Dans chaque voyage, on croisait forcément, à un moment ou un autre, un prédateur dont on pouvait distinguer la présence de loin, par un nuage de poussière ou par un mouvement indistinct. Il fallait alors descendre entre les dunes, et progresser caché pendant un bon moment. On n’était plus visible et on ne voyait plus. Personne n’aimait voyager en bas.

Après une petite dizaine de nutes, la colonne arriva devant un nouvel obstacle. Un village, caché dans les vallées, et déserté par les maracachis autour desquels il s’était établi. Sur les dunes, le sable affichait de profondes marques de lacération. Un laboratoire, récemment attaqué. Celui dont l’équipement avait été laissé en flammes non loin.

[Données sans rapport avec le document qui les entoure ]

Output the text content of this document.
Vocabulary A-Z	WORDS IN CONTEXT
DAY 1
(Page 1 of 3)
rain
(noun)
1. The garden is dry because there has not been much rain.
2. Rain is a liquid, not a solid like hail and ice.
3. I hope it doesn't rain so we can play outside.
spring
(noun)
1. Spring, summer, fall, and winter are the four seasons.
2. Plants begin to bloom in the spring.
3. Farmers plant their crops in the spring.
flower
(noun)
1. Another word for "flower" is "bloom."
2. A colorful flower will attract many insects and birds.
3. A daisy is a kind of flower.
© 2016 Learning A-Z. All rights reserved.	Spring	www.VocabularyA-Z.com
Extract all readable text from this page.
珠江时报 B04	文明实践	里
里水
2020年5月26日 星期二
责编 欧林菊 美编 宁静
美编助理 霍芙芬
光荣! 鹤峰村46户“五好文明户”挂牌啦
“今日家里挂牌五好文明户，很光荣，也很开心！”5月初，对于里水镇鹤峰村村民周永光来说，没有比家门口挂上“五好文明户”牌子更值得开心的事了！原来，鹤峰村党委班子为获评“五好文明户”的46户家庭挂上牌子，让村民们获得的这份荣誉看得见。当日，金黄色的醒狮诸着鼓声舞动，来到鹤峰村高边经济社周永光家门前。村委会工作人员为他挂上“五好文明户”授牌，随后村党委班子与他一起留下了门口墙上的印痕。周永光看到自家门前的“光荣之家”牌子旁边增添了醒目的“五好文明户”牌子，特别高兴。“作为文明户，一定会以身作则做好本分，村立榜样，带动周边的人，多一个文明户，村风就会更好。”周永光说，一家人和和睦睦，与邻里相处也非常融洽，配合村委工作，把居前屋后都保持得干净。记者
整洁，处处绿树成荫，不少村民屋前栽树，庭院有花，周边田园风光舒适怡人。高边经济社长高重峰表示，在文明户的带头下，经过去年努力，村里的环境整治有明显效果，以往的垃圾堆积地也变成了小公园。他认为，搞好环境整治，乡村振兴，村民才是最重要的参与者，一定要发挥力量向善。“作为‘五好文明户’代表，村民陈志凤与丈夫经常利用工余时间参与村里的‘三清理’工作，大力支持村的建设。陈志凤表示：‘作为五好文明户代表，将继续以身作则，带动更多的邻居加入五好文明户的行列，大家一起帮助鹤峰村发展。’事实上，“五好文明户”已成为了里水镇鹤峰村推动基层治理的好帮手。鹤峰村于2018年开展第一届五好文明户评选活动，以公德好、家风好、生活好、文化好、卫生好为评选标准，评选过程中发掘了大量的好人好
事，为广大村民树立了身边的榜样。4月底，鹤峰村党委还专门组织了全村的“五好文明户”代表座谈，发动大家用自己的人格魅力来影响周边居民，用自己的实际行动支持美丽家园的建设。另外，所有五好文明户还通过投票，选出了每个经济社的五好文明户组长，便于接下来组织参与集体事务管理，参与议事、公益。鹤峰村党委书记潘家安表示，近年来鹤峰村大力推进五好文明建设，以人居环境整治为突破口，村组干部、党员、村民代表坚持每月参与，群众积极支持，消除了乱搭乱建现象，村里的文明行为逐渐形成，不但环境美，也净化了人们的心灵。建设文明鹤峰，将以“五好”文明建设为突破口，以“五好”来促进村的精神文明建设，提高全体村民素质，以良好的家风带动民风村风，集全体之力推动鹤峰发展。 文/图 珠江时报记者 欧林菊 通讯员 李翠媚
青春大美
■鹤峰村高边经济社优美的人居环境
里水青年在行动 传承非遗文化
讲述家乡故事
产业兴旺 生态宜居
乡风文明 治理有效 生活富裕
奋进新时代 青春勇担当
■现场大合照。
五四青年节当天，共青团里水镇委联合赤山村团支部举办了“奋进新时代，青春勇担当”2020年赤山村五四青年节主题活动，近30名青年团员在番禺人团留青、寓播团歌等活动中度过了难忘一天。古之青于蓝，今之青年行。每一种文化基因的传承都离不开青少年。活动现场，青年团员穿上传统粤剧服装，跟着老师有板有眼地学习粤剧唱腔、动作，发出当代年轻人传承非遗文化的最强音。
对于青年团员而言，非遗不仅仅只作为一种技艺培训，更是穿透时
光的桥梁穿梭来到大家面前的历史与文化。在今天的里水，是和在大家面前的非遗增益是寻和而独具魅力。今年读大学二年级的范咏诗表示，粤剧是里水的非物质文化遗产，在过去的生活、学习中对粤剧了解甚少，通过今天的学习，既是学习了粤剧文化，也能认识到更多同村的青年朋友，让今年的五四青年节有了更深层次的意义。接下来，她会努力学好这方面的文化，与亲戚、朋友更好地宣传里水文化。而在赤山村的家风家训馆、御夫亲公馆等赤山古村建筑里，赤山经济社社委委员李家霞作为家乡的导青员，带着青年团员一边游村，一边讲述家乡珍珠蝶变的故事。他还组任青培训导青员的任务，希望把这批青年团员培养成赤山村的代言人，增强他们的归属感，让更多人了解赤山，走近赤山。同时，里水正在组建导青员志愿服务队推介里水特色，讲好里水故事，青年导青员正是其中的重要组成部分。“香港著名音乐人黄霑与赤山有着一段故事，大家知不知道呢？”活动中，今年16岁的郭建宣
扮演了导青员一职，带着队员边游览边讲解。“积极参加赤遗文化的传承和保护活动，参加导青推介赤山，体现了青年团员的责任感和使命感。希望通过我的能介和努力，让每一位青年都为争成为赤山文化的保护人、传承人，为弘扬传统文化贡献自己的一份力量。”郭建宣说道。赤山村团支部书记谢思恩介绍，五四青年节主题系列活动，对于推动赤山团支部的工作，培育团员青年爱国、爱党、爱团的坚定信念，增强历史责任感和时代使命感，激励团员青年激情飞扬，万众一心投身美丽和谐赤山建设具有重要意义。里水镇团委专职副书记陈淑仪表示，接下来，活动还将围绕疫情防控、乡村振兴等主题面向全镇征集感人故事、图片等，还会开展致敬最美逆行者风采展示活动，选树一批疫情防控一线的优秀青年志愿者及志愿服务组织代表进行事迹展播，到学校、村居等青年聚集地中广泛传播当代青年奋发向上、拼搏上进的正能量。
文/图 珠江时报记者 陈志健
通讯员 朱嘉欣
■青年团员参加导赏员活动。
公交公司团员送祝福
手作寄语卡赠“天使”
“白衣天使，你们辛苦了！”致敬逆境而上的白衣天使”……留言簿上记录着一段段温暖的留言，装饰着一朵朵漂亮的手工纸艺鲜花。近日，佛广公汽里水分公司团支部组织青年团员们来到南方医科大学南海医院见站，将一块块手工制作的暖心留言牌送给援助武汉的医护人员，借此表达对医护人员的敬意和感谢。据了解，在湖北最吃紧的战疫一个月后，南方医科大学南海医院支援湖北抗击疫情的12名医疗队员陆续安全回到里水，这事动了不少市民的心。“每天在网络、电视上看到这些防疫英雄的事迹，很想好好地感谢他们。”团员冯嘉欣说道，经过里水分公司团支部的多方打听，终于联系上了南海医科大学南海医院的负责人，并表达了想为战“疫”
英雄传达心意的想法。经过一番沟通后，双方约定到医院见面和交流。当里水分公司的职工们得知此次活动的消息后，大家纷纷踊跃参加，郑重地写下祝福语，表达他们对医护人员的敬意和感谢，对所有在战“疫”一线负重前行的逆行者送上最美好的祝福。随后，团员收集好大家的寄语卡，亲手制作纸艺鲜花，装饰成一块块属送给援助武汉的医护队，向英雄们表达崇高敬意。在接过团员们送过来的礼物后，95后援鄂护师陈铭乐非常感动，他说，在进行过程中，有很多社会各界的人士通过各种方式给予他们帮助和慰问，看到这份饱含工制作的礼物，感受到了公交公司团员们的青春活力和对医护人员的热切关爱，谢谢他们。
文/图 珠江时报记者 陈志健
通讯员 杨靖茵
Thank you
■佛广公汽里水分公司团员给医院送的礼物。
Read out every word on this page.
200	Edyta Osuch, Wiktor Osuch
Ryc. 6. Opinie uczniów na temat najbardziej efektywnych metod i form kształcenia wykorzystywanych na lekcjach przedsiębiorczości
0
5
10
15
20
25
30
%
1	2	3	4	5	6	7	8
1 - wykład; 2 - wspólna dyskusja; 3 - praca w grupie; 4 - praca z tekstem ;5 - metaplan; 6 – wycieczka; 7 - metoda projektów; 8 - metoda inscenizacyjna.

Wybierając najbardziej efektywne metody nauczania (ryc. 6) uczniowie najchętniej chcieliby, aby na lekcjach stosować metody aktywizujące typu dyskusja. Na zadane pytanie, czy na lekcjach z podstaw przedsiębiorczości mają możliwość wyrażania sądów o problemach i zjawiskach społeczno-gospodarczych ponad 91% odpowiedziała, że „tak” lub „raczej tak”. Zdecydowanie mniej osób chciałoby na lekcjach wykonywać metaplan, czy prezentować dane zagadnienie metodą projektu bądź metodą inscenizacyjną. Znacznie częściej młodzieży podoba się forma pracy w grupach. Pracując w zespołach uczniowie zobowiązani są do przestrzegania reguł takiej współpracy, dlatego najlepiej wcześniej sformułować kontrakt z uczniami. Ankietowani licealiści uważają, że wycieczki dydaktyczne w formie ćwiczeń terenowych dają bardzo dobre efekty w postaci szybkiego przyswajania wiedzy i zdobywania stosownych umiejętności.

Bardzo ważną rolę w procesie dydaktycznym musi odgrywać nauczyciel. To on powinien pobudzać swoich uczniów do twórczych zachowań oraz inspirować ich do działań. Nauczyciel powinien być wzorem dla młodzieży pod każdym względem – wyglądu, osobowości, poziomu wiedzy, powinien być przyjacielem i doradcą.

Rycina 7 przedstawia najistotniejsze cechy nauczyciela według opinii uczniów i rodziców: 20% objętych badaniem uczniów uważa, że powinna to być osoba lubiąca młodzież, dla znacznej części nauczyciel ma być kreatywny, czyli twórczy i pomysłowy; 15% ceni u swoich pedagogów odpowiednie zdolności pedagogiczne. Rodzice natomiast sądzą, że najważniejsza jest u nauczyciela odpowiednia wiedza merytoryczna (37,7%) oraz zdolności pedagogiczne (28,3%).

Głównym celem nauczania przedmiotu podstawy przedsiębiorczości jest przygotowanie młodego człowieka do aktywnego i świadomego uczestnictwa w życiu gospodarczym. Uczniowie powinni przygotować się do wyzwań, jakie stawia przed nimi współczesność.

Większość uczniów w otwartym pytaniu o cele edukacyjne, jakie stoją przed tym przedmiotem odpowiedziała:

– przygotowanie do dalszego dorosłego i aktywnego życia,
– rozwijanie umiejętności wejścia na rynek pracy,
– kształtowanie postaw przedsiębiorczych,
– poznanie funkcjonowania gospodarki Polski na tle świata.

« Au fait, déglutit Margar. Ça se passe comment, en temps normal, quand une expédition d’oraciles croise des Guerriers dans le désert ?

— Ils évitent de nous embêter, assura Sòrkat. Il y a eu quelques incidents, mais ça remonte à des millénaires, et à force de les ignorer, on a fini par leur faire comprendre qu’ils avaient besoin de nous.

— Rassurant… »

Les voyageurs avancèrent, sans que rien ne se passe.

Un large cercle balafrait les dunes, tout autour du village. Il avait été tracé par des carchacroks, ce qui avait au moins épargné aux villageois la charge habituelle. Çà et là, l’œil distinguait aussi des traces de pas hâtifs et confus dans le sable, indiquant probablement des combats à pied. C’était à se demander si c’était vraiment l’Ordre qui avait attaqué ce laboratoire… mais le brasier éteint, à une dune de là, ne laissait pas vraiment en douter.

Avec une pointe d’ironie, la scientiste songea que cette drôle de dévastation était peut-être le fait de Gorbak. Une chance sur deux mille, mais le fait d’avoir évité une charge directe ne pouvait que la faire penser à l’ancien protecteur de son village, à la tête trop chargée de mauvais souvenir de combats. Il y avait quelque chose de perturbant à penser qu’un homme aussi calme ait pu prendre d’assaut tout un laboratoire et en faire disparaître les habitants… mais, une fois encore, l’étrangeté venait peut-être du calme anormal qui régnait.

Les tentes étaient vides, leurs pans commençant déjà à se charger de sable. Sans entretien, un village était vite avalé par le désert ; il y avait quelque chose de sinistre à traverser celui-là. Dans l’obscurité de chaque tente, il semblait à Margar qu’un confrère l’épiait, lui demandait ce qu’elle faisait au milieu d’un groupe d’oraciles.

« La plupart des traces sont récentes, observa-t-elle à voix haute pour se forcer à chasser ces impressions en sortant du village. L’attaque doit dater de trois ou quatre jours, pas plus.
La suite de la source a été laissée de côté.